Estia gazetesinde Manolis Kotakis'in İTB davasıyla ilgili olarak Yargıtay'a "yol gösteren", bir başka deyişle "ayar çeken" ve İTB lehinde alınacak bir karar olasılığı karşısında "sakın ha" uyarısında bulunuyor diye yorumlanabilecek makalesinden sonra sayın Yalaoglu'nun da yazısını okuyunca, bazı çevrelerde bir "telaşın" başladığı izlenimi doğuyor doğal olarak.
İskeçeli hukukçu Yalaoglu son makalesinde, geçen ekim ayında Yargıtay'da (Arios Pagos) görüşülen İTB davasıyla ilgili açıklanması beklenen karar konusunda düşüncelerini paylaşmış. İTB lehine verilecek bir mahkeme kararının "tehlikelerine" dikkat çekmeye çalışmış.

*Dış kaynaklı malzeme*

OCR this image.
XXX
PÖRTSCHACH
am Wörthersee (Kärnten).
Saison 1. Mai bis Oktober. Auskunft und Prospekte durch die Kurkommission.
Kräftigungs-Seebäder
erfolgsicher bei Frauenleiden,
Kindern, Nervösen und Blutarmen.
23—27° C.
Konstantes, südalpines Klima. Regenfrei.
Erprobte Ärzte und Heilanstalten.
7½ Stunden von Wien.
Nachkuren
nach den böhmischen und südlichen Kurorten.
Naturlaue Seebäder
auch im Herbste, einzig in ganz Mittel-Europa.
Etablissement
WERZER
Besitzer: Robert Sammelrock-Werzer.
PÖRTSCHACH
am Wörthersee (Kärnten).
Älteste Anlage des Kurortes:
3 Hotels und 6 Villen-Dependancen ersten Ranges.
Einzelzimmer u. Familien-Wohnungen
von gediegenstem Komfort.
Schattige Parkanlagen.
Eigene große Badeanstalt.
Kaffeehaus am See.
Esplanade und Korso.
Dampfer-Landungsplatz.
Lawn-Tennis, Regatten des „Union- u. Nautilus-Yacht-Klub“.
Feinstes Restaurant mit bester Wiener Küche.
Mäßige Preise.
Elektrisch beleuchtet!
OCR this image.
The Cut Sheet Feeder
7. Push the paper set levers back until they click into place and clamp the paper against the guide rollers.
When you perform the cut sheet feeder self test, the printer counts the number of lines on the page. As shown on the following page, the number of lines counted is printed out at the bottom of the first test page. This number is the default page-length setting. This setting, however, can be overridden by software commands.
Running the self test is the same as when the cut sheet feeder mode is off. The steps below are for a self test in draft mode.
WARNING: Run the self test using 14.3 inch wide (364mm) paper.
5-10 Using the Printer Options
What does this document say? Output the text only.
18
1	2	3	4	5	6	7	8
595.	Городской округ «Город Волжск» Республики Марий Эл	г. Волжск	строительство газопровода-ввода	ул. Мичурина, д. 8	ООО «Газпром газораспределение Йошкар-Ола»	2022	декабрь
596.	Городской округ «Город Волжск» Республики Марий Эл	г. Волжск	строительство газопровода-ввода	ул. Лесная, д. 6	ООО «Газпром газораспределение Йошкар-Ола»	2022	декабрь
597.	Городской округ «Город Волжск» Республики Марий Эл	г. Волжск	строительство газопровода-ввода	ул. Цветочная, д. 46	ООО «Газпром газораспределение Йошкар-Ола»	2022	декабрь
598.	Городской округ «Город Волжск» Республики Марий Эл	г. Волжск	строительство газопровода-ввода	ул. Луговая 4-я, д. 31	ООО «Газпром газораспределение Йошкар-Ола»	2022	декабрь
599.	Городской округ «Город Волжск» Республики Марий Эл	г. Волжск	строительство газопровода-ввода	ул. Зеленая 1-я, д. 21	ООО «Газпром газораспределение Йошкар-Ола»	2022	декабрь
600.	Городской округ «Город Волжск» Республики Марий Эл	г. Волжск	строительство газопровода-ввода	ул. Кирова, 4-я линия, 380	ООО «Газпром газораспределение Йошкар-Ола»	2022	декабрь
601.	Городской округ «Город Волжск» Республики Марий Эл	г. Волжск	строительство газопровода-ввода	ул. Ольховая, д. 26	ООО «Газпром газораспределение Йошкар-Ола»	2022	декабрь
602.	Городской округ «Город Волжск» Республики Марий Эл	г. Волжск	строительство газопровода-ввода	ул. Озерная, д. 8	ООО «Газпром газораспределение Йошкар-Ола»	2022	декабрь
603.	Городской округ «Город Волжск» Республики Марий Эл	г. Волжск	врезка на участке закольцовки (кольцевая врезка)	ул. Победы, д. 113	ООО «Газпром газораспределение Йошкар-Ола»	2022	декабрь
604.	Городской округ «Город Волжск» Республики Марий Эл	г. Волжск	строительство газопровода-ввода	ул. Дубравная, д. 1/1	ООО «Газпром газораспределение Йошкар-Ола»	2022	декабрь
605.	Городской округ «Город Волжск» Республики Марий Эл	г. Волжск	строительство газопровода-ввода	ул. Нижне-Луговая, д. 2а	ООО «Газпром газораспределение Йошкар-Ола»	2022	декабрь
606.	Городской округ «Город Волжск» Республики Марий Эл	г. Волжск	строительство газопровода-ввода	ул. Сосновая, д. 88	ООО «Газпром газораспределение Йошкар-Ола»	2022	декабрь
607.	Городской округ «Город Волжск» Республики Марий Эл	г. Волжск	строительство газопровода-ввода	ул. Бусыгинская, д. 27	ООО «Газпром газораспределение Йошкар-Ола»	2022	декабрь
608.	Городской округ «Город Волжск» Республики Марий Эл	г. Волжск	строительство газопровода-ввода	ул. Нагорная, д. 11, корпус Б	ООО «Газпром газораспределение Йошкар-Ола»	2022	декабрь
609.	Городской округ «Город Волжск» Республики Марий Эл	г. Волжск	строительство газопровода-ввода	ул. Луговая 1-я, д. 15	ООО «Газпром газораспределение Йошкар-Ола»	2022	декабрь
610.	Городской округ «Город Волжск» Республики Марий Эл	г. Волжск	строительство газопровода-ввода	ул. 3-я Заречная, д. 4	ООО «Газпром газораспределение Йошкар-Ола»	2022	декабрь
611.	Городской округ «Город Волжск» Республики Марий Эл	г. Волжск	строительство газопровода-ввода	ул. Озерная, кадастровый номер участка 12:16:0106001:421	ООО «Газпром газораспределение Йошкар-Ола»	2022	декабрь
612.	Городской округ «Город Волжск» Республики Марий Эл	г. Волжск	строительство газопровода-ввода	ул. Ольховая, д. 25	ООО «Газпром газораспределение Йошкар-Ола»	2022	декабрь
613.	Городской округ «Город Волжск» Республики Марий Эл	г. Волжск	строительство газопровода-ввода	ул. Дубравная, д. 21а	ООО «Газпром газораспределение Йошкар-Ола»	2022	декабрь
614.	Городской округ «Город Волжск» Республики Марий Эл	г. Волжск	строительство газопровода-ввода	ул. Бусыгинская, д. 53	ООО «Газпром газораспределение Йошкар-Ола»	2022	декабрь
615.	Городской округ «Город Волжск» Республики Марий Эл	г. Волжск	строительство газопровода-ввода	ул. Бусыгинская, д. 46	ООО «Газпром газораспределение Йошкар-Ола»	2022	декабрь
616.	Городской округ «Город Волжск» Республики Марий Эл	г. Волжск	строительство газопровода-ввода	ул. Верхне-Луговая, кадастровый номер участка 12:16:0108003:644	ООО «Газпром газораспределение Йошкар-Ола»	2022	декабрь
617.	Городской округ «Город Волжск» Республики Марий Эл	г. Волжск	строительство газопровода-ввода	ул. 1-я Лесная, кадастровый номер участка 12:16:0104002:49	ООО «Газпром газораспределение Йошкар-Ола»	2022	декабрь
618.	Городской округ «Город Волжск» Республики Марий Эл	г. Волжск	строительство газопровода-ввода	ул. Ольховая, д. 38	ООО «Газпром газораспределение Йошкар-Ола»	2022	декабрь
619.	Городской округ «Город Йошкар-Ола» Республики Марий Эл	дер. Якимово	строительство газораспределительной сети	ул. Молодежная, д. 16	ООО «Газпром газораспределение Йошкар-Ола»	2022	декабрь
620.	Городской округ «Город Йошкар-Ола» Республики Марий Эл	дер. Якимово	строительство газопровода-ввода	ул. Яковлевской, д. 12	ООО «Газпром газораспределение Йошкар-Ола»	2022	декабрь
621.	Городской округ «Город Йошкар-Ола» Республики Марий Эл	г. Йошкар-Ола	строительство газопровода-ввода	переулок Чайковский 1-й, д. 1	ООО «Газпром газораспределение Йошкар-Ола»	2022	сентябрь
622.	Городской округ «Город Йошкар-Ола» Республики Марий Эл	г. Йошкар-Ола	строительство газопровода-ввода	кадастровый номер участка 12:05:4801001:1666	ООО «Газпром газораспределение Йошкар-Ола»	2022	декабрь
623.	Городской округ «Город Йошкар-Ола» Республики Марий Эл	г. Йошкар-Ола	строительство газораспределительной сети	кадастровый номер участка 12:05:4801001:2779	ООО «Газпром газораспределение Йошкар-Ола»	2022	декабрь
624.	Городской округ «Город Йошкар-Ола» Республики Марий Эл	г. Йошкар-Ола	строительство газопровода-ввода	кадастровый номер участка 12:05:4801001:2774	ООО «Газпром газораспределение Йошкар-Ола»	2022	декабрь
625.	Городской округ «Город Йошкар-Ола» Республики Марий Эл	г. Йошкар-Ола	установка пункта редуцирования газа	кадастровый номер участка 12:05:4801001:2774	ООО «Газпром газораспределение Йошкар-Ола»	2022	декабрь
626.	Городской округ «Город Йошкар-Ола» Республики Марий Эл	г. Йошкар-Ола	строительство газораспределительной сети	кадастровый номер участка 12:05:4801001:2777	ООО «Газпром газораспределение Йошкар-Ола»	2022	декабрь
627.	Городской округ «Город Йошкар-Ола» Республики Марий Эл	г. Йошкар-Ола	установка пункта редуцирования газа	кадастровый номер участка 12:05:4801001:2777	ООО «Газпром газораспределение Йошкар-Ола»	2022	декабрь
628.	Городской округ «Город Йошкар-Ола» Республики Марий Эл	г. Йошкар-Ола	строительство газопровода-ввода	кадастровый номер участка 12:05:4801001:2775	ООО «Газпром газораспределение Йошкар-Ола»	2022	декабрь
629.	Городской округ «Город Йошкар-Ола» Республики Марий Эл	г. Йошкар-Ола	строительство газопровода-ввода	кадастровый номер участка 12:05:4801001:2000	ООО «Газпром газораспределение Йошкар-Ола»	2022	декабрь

Yargıtay'ın, İTB'nin talebini kabul etmesi ve İTB lehinde karar vermesi halinde bunun ne anlama geleceğini şöyle özetliyor Stergios Yalaoglu:
- Lozan Antlaşması dolaylı yönden ortadan kalkacak.
- Bölgede dini azınlık yerine etnik Türk azınlık yaratılacak.
- Azınlık üyelerinin yabancı bir devletin (Türkiye'nin) vatandaşları olduğu izlenimi doğacak.
- Batı Trakya'da yaşayan Müslüman azınlığın Türk devletinin devamı niteliğinde olduğu izlenimi yaratılmaya çalışılacak.
- Lozan Antlaşması ihlal edileceği için uluslararası hukuk zarar görecek.
- Bölgedeki sosyal barışın tehdit edildiği imajı oluşabilecek.
Sayın Yalaoglu'nun, Yargıtay'ın İTB lehinde karar verme ihtimalini neredeyse bir "felaket" gibi yansıtması son derece üzücü. Makalede, İTB aleyhine bir kararın, uluslararası hukuk, ülkenin kamu düzeni ve bölgedeki sosyal barışın bir gereği olarak "dayatılması" dikkat çekiyor. Yunanistan'ın da imzaladığı Avrupa İnsan Hakları Sözleşmesi'ni dikkate alarak karar veren AİHM'in, İTB ve diğer azınlık derneklerini haklı bulan kararının eleştirilmesine ve AİHM'in gerçekleri göremeden karar aldığına dair ithamlara aslında söylenebilecek bir söz yok!
Son günlerde yaşananlar, İTB davasında karar aşamasında olan yüksek mahkeme üyelerinin iradesini etkilemeye yönelik girişim değilse nedir?
Görünen o ki, Yunanistan'ı AİHM kararlarını uygulaması için cesaretlendiren ve yönlendiren TÜRKOFOBİ'nin boyutu tahmin ettiğimizin de üzerinde.
Demokrasi ve insan haklarını yok sayan bu anlayışın, Batı Trakya Türk Azınlığı'nın hakkını - hukukunu yok etmesine izin verilmemesi, vatandaşı olduğumuz devletin asli görevidir. Bu görevi yerine getirecek iradenin olup olmadığını hep birlikte göreceğiz.